The UK government has begun selling off its 36.5% stake in the King's Cross redevelopment project in London.
The sale of the government's investment in the 67-acre (27-hectare) site around King's Cross and St Pancras stations, which is being redeveloped with offices, shops and colleges across 50 refurbished buildings, will be a multi-million pound deal with all proceeds returning to the Treasury.
It was first announced by Chancellor George Osborne in June as part of a privatisation programme to help lower Britain's public debt.
Logistics firm DHL is also selling its 6% stake in the project, whose other shareholders include Australian pension provider AustralianSuper (25%) and Argent King's Cross, the estate's asset manager working alongside Hermes Investment Management (32.5%).

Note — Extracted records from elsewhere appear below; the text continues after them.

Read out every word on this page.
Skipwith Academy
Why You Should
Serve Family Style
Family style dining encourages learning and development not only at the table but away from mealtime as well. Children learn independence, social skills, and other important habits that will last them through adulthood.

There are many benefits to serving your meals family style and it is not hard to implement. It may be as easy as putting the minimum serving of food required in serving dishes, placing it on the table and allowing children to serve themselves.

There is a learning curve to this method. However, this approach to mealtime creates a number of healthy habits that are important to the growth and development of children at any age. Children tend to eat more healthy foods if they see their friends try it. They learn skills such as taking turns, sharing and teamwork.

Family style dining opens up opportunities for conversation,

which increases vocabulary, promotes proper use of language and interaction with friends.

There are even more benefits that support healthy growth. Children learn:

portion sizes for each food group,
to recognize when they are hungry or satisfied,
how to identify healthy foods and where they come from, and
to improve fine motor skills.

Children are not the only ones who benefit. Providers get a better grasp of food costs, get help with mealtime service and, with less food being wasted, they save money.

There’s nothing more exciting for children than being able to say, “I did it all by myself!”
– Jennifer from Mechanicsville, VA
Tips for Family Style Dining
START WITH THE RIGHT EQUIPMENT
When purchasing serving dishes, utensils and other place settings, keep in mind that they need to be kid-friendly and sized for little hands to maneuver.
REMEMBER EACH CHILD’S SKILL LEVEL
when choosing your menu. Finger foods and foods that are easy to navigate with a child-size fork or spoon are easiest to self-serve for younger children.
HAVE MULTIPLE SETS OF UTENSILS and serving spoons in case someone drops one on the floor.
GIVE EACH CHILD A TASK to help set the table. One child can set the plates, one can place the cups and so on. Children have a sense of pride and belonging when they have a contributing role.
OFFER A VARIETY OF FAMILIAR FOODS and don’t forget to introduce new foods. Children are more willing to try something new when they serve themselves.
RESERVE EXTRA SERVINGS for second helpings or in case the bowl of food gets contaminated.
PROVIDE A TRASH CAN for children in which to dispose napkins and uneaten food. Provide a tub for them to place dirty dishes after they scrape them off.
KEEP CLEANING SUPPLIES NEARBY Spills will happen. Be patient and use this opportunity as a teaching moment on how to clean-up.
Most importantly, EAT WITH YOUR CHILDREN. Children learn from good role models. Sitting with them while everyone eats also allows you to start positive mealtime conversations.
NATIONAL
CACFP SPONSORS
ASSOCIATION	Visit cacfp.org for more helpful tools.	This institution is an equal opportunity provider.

"By selling the government's shares in King's Cross Central we are selling an asset we no longer need to keep and realising its value for the taxpayer," Transport Minister Robert Goodwill said in a statement.

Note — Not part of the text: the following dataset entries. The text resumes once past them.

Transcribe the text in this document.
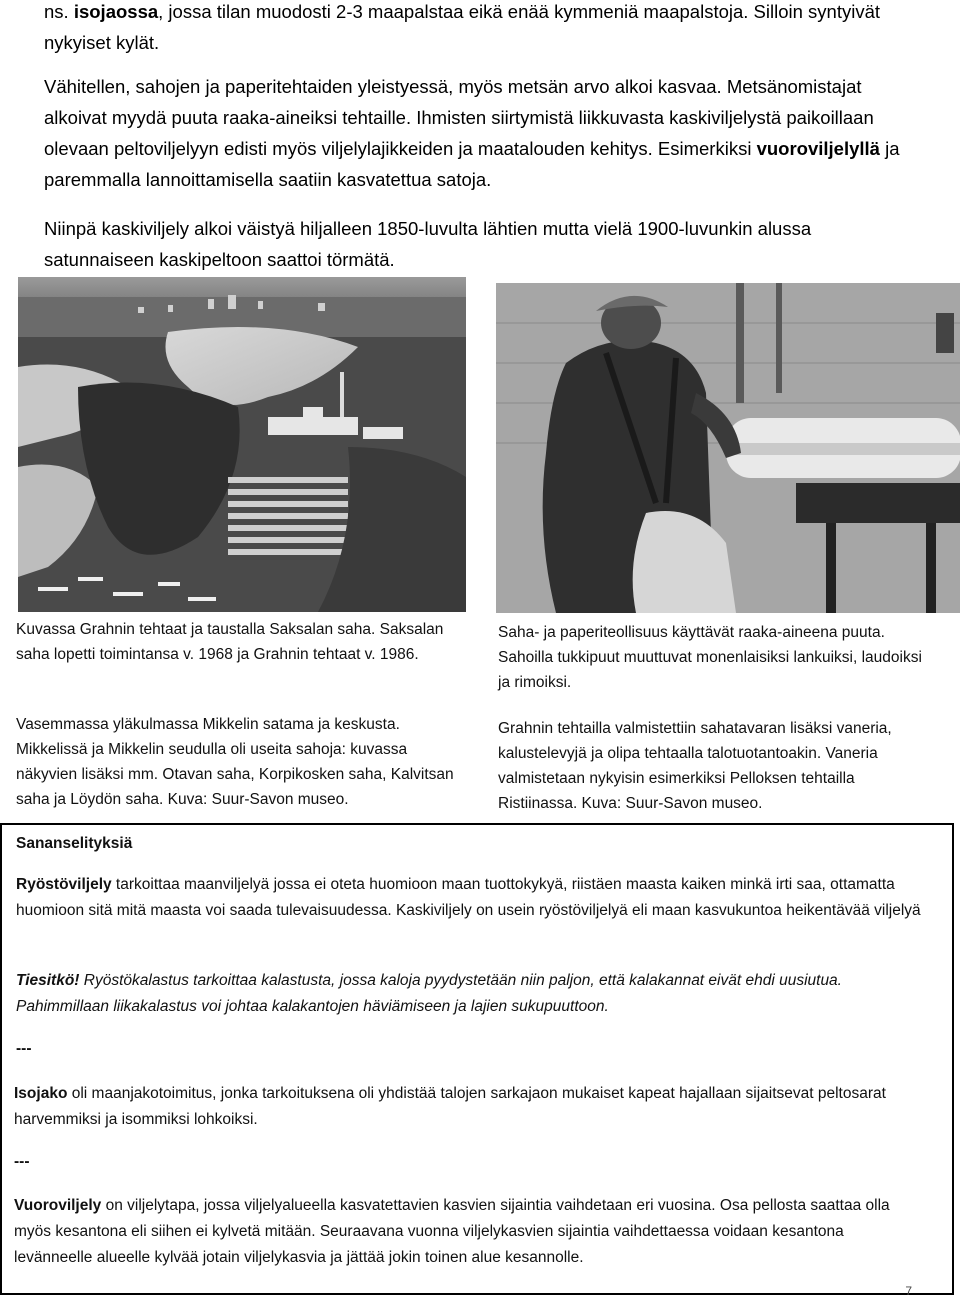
ns. isojaossa, jossa tilan muodosti 2-3 maapalstaa eikä enää kymmeniä maapalstoja. Silloin syntyivät nykyiset kylät.

Vähitellen, sahojen ja paperitehtaiden yleistyessä, myös metsän arvo alkoi kasvaa. Metsänomistajat alkoivat myydä puuta raaka-aineiksi tehtaille. Ihmisten siirtymistä liikkuvasta kaskiviljelystä paikoillaan olevaan peltoviljelyyn edisti myös viljelylajikkeiden ja maatalouden kehitys. Esimerkiksi vuoroviljelyllä ja paremmalla lannoittamisella saatiin kasvatettua satoja.

Niinpä kaskiviljely alkoi väistyä hiljalleen 1850-luvulta lähtien mutta vielä 1900-luvunkin alussa satunnaiseen kaskipeltoon saattoi törmätä.

Kuvassa Grahnin tehtaat ja taustalla Saksalan saha. Saksalan saha lopetti toimintansa v. 1968 ja Grahnin tehtaat v. 1986.

Vasemmassa yläkulmassa Mikkelin satama ja keskusta. Mikkelissä ja Mikkelin seudulla oli useita sahoja: kuvassa näkyvien lisäksi mm. Otavan saha, Korpikosken saha, Kalvitsan saha ja Löydön saha. Kuva: Suur-Savon museo.

Saha- ja paperiteollisuus käyttävät raaka-aineena puuta. Sahoilla tukkipuut muuttuvat monenlaisiksi lankuiksi, laudoiksi ja rimoiksi.

Grahnin tehtailla valmistettiin sahatavaran lisäksi vaneria, kalustelevyjä ja olipa tehtaalla talotuotantoakin. Vaneria valmistetaan nykyisin esimerkiksi Pelloksen tehtailla Ristiinassa. Kuva: Suur-Savon museo.

Sananselityksiä

Ryöstöviljely tarkoittaa maanviljelyä jossa ei oteta huomioon maan tuottokykyä, riistäen maasta kaiken minkä irti saa, ottamatta huomioon sitä mitä maasta voi saada tulevaisuudessa. Kaskiviljely on usein ryöstöviljelyä eli maan kasvukuntoa heikentävää viljelyä

Tiesitkö! Ryöstökalastus tarkoittaa kalastusta, jossa kaloja pyydystetään niin paljon, että kalakannat eivät ehdi uusiutua. Pahimmillaan liikakalastus voi johtaa kalakantojen häviämiseen ja lajien sukupuuttoon.

---

Isojako oli maanjakotoimitus, jonka tarkoituksena oli yhdistää talojen sarkajaon mukaiset kapeat hajallaan sijaitsevat peltosarat harvemmiksi ja isommiksi lohkoiksi.

---

Vuoroviljely on viljelytapa, jossa viljelyalueella kasvatettavien kasvien sijaintia vaihdetaan eri vuosina. Osa pellosta saattaa olla myös kesantona eli siihen ei kylvetä mitään. Seuraavana vuonna viljelykasvien sijaintia vaihdettaessa voidaan kesantona levänneelle alueelle kylvää jotain viljelykasvia ja jättää jokin toinen alue kesannolle.

7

"The sale will help reduce the deficit and by doing so deliver lasting economic security for working people."
Greg Hands, chief secretary to the Treasury, added: "Cutting the deficit and building a strong economy are priorities for this government. Key to this is getting out of the business of owning assets that should be in the private sector.
"Selling our stake in the land around King's Cross is an important milestone which will raise money to pay down the public debt while also encouraging private sector investment in an important London site."

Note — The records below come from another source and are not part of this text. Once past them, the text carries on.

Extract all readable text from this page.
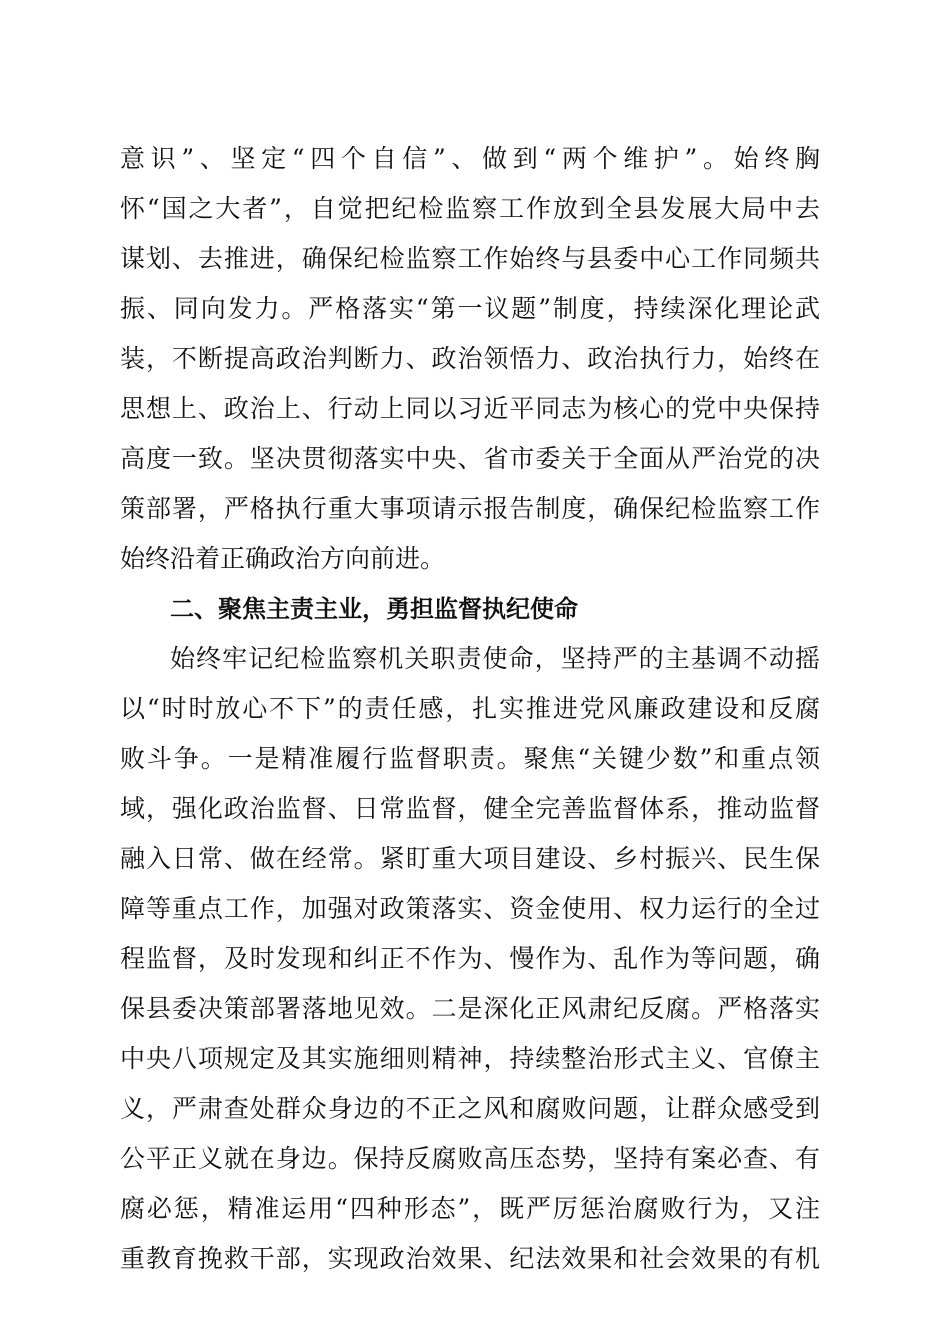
意识”、坚定“四个自信”、做到“两个维护”。始终胸
怀“国之大者”，自觉把纪检监察工作放到全县发展大局中去
谋划、去推进，确保纪检监察工作始终与县委中心工作同频共
振、同向发力。严格落实“第一议题”制度，持续深化理论武
装，不断提高政治判断力、政治领悟力、政治执行力，始终在
思想上、政治上、行动上同以习近平同志为核心的党中央保持
高度一致。坚决贯彻落实中央、省市委关于全面从严治党的决
策部署，严格执行重大事项请示报告制度，确保纪检监察工作
始终沿着正确政治方向前进。
二、聚焦主责主业，勇担监督执纪使命
始终牢记纪检监察机关职责使命，坚持严的主基调不动摇
以“时时放心不下”的责任感，扎实推进党风廉政建设和反腐
败斗争。一是精准履行监督职责。聚焦“关键少数”和重点领
域，强化政治监督、日常监督，健全完善监督体系，推动监督
融入日常、做在经常。紧盯重大项目建设、乡村振兴、民生保
障等重点工作，加强对政策落实、资金使用、权力运行的全过
程监督，及时发现和纠正不作为、慢作为、乱作为等问题，确
保县委决策部署落地见效。二是深化正风肃纪反腐。严格落实
中央八项规定及其实施细则精神，持续整治形式主义、官僚主
义，严肃查处群众身边的不正之风和腐败问题，让群众感受到
公平正义就在身边。保持反腐败高压态势，坚持有案必查、有
腐必惩，精准运用“四种形态”，既严厉惩治腐败行为，又注
重教育挽救干部，实现政治效果、纪法效果和社会效果的有机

The redeveloped site encompasses 5.8m sq ft of offices, apartments, retail space, colleges and leisure areas with 20 new streets, 10 new parks and three new bridges across Regent's Canal.
It contains the offices of Google, Havas and BNP Paribas Real Estate and the University of the Arts London.
"This investment not only offers a shareholding in a new London estate but also a leading mixed use regeneration scheme," said Stephen Down from real estate agent Savills, which is advising the government on the sale.
"With added phases of development underway, this represents excellent value in a market which is set to benefit from further rental growth."